SecurityBrief New Zealand - Technology news for CISOs & cybersecurity decision-makers
New Zealand
Google disrupts NetNut proxy network in FBI operation

Google disrupts NetNut proxy network in FBI operation

Fri, 3rd Jul 2026 (Today)
Sean Mitchell
SEAN MITCHELL Publisher

Google has taken action against the NetNut residential proxy network in an operation carried out with the FBI, Lumen and other partners.

It disabled Google accounts and related services that NetNut used for malware command and control, shared technical intelligence on NetNut software development kits and backend infrastructure with platform providers, law enforcement and research firms, and updated Google Play Protect to warn users and disable applications known to include NetNut software.

NetNut, also known as Popa, is one of the largest residential proxy networks tracked by Google Threat Intelligence Group, which estimates it includes at least 2 million devices worldwide. The operation follows Google's earlier disruption of the IPIDEA proxy network and is part of a wider effort to dismantle malicious residential proxy services.

Residential proxy networks route internet traffic through IP addresses assigned by internet service providers to homes and consumers. This allows customers to mask their activity behind ordinary residential connections rather than data centre infrastructure.

Google says operators build these networks by placing code on consumer devices so they can be used as exit nodes. This can happen when malware is installed on devices before sale or when users download applications containing hidden proxy code.

That creates risks for consumers whose home connections are drawn into the network. Attackers can use those IP addresses as a launch point for hacking and other unauthorised activity, while legitimate traffic from the affected household may then be flagged as suspicious or blocked by service providers.

Scale of Use

Google believes the action has significantly degraded NetNut's network and business operations by reducing the available pool of devices by millions. It says NetNut sells access to its network under its own brand and through a reseller programme that allows other providers to white-label the service.
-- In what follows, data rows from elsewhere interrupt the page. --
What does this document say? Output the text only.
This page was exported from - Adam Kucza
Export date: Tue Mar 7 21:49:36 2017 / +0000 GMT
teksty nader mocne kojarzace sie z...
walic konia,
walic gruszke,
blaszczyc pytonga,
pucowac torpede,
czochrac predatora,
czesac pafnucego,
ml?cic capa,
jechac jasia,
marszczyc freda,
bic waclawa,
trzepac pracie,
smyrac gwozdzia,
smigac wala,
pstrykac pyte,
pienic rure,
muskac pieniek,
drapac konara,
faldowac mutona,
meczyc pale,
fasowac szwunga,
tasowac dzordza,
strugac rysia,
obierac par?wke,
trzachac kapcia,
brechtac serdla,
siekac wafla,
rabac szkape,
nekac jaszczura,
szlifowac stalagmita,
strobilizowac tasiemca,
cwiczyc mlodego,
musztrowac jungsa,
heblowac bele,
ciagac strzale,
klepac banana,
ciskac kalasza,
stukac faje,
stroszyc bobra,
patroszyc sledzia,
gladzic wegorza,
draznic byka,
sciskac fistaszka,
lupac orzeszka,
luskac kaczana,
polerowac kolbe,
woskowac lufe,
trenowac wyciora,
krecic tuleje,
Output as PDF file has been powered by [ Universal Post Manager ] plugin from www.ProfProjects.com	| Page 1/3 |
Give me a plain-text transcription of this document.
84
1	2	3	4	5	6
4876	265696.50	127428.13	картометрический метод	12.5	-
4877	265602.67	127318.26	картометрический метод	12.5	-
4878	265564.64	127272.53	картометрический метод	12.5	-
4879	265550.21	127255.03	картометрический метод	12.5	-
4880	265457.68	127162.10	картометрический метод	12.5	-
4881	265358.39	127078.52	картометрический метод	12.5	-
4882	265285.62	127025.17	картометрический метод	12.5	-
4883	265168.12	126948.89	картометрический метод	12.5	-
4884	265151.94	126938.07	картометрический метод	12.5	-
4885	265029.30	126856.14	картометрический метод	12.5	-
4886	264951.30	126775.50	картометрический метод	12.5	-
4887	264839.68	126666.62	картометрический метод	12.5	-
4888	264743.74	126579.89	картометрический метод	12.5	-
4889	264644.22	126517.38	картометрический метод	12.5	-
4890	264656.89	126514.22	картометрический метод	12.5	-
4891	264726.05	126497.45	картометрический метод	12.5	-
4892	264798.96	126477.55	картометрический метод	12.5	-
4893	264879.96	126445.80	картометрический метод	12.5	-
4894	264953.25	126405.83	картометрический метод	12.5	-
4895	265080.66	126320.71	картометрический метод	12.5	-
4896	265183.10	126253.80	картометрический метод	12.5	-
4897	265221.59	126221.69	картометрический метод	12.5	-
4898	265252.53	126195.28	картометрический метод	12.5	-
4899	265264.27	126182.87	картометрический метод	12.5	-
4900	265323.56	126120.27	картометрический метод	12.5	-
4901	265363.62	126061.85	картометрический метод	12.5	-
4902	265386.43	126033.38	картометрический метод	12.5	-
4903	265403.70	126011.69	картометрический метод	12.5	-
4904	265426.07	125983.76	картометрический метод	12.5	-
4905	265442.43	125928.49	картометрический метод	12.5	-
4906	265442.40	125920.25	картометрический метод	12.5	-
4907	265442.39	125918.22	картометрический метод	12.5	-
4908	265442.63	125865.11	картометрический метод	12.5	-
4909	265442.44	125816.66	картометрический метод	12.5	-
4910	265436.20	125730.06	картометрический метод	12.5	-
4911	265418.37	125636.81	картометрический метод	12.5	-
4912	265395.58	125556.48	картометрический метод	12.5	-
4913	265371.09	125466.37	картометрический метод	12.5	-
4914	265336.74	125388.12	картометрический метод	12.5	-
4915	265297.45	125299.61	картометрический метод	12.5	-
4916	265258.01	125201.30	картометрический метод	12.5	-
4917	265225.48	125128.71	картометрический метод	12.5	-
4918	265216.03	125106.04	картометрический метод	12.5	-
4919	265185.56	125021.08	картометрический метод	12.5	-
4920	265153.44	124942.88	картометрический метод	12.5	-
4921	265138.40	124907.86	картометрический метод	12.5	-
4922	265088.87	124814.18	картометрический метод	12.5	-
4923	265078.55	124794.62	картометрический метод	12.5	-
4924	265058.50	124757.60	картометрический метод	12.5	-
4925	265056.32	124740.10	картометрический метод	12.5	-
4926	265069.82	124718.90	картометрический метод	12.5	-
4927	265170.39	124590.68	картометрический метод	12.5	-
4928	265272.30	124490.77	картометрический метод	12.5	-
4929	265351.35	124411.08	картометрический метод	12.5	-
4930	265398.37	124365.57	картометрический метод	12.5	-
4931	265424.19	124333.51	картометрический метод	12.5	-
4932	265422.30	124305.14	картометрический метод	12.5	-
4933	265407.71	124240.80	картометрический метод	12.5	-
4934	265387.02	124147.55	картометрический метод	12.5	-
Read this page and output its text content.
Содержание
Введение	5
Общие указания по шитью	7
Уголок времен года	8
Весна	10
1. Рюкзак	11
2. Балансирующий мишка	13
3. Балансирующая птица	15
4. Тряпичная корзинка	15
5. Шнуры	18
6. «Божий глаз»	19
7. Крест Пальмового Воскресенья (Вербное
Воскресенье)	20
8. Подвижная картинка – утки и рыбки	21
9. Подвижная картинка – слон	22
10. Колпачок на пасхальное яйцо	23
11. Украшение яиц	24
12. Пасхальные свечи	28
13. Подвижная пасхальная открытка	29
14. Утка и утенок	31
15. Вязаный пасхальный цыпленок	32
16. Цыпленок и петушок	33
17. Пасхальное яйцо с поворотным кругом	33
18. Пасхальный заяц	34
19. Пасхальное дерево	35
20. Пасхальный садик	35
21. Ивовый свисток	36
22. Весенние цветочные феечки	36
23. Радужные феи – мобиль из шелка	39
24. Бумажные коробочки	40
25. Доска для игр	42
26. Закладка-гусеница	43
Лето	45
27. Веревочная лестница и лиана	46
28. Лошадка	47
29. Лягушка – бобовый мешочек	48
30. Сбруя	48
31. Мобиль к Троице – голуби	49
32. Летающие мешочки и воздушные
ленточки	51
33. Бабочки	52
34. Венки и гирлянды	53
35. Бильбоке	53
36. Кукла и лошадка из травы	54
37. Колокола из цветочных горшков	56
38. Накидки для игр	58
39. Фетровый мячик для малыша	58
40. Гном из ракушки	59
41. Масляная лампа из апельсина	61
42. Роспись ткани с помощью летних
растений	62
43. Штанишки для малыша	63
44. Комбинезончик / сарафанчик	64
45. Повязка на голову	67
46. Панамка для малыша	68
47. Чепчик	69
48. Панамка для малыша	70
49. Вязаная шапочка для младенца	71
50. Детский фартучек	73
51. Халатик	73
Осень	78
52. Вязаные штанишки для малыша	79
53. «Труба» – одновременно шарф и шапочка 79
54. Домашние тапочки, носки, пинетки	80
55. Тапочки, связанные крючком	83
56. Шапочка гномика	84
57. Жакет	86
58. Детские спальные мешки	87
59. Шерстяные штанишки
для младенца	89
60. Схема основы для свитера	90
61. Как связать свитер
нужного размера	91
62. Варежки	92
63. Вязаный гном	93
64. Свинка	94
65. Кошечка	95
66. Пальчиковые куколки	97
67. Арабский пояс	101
That reseller structure means the impact may extend beyond a single brand. Google says it has high confidence that many well-known residential proxy brands are in fact white-labelling the NetNut botnet.

Earlier action against IPIDEA showed that individual networks can appear resilient even after disruption. In those cases, operators whose own botnets have been weakened can buy capacity from competitors and continue operating as resellers.

That has made the market more fluid and interconnected. Google says it plans to continue observing the composition of the NetNut network and map how related operators adapt.

Threat Activity

Google linked NetNut to a wide range of malicious activity. In one week in June, it observed 316 distinct threat clusters using suspected NetNut exit nodes, including cybercriminal and espionage groups.

Those groups used the network to obscure the origin of connections when accessing victim environments, reaching their own infrastructure and carrying out password spray attacks. Google also identified NetNut botnet plugin components in larger botnets such as Badbox 2.0.

Public reporting cited by Google tied the network's growth to software development kits distributed through devices commonly found in homes, including smart televisions and streaming boxes. Other researchers have documented the use of NetNut to infect devices with variants of Mirai distributed denial-of-service botnets.

Google also warned that when a consumer device becomes an exit node, unauthorised traffic passes through it and may give attackers a route to other private devices on the same home network. That can expose household devices to broader internet threats.

Consumer Protections

As part of the operation, Play Protect on Android devices now automatically warns users about applications known to incorporate NetNut software and disables those apps. Google says the system will continue to protect users against future installation attempts.

It urged consumers to be cautious about applications that offer payment in return for "unused bandwidth" or "sharing your internet", saying such offers are a common way for malicious proxy networks to expand. It also advised users to rely on official app stores, review permissions for third-party virtual private network and proxy apps, and ensure built-in security protections remain active.

Google said buyers of connected devices such as set-top boxes should check that products come from reputable manufacturers. It pointed to the risk that some devices may be compromised before they reach consumers.

The action against NetNut reflects growing focus on residential proxy networks among technology companies, telecoms groups and law enforcement agencies. Google says the market is expanding rapidly and depends on overlapping botnet infrastructure that is repeatedly resold across providers.

It says continued co-ordination across mobile platforms, internet service providers and other technology platforms will be needed to block malicious command-and-control infrastructure and reduce the long-term presence of these networks.